Thursday, January 28, 2010

Two papers on Public Reason

New papers on public reason:

Micah Schwartzman - "The Sincerity of Public Reason" (January, 2010) (Associate Professor of Law, University of Virginia)

Abstract:
"An important objection to the idea of public reason is that it permits and perhaps encourages citizens and public officials to give insincere justifications for their political decisions. Against this objection, I defend a principle of sincere public justification. First, I claim that political justifications must be public in two senses. They must be based on shared or public reasons, and those reasons must be presented in public discourse. Actual publicity, or the giving of reasons in public, is valuable for a number of reasons, but I focus mainly on its ability to improve the quality of political decisions. After defining the general concept of sincerity, and guarding against a certain form epistemic or psychological skepticism about it, I offer a principle of sincere public justification. I then defend that principle against two competing alternatives, a more demanding principle that includes a stringent motivational requirement, and a less demanding principle that abandons public sincerity in favor of private sincerity. Lastly, having stated and justified an ideal of public sincerity, I show how that ideal can be used to respond to the objection that public reason permits or encourages insincere political justification."

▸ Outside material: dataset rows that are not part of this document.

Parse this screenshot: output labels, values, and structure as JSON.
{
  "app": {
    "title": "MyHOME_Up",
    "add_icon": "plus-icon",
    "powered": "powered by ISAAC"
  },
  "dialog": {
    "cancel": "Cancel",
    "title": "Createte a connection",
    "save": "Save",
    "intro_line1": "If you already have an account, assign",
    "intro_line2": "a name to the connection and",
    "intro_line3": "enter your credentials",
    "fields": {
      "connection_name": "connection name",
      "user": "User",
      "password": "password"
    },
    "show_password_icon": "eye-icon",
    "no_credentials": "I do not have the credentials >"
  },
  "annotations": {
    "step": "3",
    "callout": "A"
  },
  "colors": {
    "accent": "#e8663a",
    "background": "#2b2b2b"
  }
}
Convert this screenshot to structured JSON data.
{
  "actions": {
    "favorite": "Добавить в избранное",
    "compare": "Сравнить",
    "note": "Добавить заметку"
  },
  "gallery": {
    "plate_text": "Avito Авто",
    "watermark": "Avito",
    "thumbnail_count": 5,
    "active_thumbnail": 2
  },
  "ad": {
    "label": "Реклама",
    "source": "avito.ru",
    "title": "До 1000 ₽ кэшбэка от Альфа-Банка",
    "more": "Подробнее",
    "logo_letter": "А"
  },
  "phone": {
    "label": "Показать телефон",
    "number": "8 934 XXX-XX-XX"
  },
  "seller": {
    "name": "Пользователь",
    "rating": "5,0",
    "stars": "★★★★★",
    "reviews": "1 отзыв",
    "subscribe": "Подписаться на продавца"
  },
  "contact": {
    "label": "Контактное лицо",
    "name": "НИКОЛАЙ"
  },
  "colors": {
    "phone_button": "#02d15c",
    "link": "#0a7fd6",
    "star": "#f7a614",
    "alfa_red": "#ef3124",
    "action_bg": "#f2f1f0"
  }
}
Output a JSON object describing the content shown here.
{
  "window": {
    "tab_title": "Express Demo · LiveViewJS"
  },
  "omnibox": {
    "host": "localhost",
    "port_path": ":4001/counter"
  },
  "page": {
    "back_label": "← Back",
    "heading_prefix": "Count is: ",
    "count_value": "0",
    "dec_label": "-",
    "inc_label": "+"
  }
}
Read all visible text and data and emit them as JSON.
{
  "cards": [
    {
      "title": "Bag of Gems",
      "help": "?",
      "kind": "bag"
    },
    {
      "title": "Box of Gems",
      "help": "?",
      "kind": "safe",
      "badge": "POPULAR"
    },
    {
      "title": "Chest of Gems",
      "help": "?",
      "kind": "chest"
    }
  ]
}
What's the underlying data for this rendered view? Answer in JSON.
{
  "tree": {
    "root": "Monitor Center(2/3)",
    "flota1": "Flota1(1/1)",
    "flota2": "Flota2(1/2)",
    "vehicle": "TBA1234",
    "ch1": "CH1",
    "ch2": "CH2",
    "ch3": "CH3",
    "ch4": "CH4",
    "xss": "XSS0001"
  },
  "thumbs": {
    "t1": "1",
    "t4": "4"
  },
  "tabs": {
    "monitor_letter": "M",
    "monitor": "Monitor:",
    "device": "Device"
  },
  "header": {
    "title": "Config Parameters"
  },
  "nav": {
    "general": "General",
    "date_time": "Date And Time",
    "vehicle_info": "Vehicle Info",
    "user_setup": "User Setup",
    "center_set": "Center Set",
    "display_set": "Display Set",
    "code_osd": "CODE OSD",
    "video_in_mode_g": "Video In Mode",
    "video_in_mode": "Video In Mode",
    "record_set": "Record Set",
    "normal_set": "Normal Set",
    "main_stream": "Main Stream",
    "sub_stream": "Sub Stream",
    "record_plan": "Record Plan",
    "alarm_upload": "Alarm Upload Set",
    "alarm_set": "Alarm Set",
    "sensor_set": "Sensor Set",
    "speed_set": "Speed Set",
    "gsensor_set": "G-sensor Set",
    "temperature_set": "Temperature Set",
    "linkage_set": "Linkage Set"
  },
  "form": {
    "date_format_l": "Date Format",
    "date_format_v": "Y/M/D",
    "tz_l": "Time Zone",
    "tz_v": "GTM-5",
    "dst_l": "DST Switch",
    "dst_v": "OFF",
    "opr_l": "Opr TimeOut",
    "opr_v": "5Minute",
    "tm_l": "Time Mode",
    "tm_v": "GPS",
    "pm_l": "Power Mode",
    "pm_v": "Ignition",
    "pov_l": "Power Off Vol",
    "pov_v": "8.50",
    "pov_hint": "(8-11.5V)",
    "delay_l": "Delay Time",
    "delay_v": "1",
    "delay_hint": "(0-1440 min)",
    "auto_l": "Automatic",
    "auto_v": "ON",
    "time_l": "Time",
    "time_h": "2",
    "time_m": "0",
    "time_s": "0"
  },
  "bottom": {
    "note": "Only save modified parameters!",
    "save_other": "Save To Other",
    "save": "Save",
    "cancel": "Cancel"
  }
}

Jonathan Quong - "The Structure of Public Reason" (January 2010) (Lecturer in Political Philosophy, University of Manchester)

Excerpts:
Some political philosophers believe that if the exercise of political power must be publicly justifiable in order to be legitimate, then this will effectively preclude religious convictions from playing any justificatory role in politics. (.....) In recent work, however, Gerald Gaus and Kevin Vallier (among others) have presented an alternative view regarding the structure of public reason, and this alternative view makes public reason far more hospitable to religious convictions. Gaus and Vallier claims that the position sketched in the preceding paragraph rests on several errors regarding the nature of public justification. (.....) If we embrace Gaus and Vallier’s view of the structure of public reason, this would have significant consequences for the moral constraints that apply to citizens and public officials. Religious arguments in politics could become a central part of public reasoning, something that would surely change the (somewhat inaccurate) perception of political or justificatory liberalism as being hostile to the introduction of religious reasons into the political domain. I am unpersuaded, however, that the alternative view regarding public reason’s structure offered by Gaus and Vallier is in fact sound, and so I doubt religious considerations can in fact play the kind of role in public justification Gaus, Vallier and others imagine they can." [See an early version of one of Gaus & Vallier's papers on public reason here.]